여기서, 암 환자 집단 및 정상인 집단의 유전자 발현 데이터에 대해 검증할 유전자 경로들로서, 생물학적 경로들(biological pathways)에 관한 데이터베이스인 Reactome로부터 획득된 587개의 유전자 경로들을 선정한다.Here, 587 gene pathways obtained from Reactome, a database on biological pathways, are selected as gene pathways to be verified for gene expression data of cancer patient population and normal population.

587개의 유전자 경로들에 대해서는 Affymetrix U133A 및 Affymetrix U133 plus 2.0의 플랫폼들을 이용하여 유전자 발현 데이터를 분석한다.For 587 gene pathways, gene expression data is analyzed using Affymetrix U133A and Affymetrix U133 plus 2.0 platforms.

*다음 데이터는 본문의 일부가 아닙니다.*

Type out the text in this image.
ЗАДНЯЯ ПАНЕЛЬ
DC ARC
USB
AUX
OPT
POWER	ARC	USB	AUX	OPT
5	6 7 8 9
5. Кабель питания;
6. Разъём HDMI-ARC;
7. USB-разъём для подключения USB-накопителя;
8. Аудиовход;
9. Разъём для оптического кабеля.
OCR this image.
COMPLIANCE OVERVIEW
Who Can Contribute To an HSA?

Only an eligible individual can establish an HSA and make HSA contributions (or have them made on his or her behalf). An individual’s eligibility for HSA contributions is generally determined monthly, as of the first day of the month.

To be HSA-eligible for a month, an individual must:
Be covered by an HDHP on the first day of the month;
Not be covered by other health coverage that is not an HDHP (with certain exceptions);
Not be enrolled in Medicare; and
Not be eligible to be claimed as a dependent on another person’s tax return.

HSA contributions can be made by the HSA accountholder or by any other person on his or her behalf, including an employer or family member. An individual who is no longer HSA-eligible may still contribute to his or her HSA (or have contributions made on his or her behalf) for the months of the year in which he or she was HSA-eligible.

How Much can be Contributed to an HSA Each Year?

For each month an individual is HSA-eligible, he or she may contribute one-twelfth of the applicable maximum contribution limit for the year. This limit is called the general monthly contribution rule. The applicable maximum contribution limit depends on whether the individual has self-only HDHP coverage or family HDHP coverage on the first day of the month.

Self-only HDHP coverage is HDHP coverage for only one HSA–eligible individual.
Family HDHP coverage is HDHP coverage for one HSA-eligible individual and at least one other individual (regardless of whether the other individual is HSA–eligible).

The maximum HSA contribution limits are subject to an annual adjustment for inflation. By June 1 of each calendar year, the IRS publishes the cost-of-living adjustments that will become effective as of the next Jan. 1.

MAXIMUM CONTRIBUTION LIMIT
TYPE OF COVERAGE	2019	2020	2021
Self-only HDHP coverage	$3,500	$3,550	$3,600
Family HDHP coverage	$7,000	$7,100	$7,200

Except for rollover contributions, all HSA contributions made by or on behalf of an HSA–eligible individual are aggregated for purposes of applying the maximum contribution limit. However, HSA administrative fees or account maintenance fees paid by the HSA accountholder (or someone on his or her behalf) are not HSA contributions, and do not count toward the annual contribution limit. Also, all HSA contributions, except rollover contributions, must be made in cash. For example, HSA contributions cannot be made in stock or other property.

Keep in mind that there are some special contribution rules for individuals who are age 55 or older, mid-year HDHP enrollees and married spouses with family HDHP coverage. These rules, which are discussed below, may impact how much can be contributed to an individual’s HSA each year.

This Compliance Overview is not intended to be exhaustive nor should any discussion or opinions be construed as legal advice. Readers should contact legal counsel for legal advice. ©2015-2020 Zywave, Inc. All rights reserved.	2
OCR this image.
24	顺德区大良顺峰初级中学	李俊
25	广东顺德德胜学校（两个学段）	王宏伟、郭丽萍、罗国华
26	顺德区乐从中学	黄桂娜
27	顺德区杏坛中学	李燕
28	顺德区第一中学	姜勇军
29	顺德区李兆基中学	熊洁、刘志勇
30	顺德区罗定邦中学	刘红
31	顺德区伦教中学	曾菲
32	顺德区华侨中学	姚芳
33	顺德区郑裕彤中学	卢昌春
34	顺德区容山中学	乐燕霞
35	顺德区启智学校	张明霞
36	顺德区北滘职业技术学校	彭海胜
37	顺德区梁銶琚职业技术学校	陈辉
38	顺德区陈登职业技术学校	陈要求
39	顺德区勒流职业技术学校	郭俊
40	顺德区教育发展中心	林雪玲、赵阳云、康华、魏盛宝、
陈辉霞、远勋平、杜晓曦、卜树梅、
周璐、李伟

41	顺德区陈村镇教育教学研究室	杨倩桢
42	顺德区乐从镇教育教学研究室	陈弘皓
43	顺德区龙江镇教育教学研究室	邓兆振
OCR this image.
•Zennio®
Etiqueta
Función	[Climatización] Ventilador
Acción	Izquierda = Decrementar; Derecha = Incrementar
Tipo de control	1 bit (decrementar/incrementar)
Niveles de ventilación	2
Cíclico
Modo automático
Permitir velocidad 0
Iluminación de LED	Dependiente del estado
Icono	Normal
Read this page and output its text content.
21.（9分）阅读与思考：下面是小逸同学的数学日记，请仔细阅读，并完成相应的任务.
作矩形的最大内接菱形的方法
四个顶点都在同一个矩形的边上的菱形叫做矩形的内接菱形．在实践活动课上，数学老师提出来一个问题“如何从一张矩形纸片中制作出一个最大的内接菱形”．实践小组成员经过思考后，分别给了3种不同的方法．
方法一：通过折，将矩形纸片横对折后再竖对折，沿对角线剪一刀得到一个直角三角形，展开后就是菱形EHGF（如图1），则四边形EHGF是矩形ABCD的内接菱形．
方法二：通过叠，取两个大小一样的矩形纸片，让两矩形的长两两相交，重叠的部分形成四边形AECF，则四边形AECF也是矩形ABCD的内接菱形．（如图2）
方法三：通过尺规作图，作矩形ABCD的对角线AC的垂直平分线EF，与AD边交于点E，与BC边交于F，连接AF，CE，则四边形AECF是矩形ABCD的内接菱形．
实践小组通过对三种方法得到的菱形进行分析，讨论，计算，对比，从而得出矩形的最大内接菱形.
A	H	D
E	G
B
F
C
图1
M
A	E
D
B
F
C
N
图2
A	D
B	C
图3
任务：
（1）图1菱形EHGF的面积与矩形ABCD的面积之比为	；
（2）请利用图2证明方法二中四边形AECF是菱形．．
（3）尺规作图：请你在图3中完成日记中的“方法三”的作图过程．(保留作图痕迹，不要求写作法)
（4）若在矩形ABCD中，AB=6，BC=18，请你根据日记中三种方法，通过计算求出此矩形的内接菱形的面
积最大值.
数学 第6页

구체적인 시뮬레이션 설정은 표(401)와 같이, GEO 데이터베이스의 GSE19804의 데이터 세트(DataSet)로부터 획득된 폐암(lung cancer) 환자 집단 60명의 유전자 발현 데이터 및 정상인 집단 60명의 유전자 발현 데이터 중 앞서 선정된 587개의 유전자 경로들을, Affymetrix U133 plus 2.0의 플랫폼으로 분석한다. 그리고, GSE10082의 데이터 세트(DataSet)로부터 획득된 폐암(lung cancer) 환자 집단 27명의 유전자 발현 데이터 및 정상인 집단 27명의 유전자 발현 데이터 중 앞서 선정된 587개의 유전자 경로들을, Affymetrix U133A의 플랫폼으로 분석한다. 또한, GSE10072의 데이터 세트(DataSet)로부터 획득된 폐암(lung cancer) 환자 집단 33명의 유전자 발현 데이터 및 정상인 집단 33명의 유전자 발현 데이터 중 앞서 선정된 587개의 유전자 경로들을, Affymetrix U133A의 플랫폼으로 분석한다.The specific simulation settings are shown in Table 401. The gene expression data of 60 lung cancer patient populations obtained from the data set of GSE19804 of the GEO database and the gene expression data of 60 normal people 607 Gene pathways are analyzed by Affymetrix U133 plus 2.0 platform. Then, the gene expression data of 27 lung cancer patients obtained from the data set of GSE10082 (data set) and the 587 gene pathways selected from among the 27 gene expression data of normal population are analyzed by the platform of Affymetrix U133A. In addition, the gene expression data of 33 lung cancer patients obtained from the data set of GSE10072 (DataSet) and the gene pathway data of 33 genes of the normal population are analyzed by Affymetrix U133A platform.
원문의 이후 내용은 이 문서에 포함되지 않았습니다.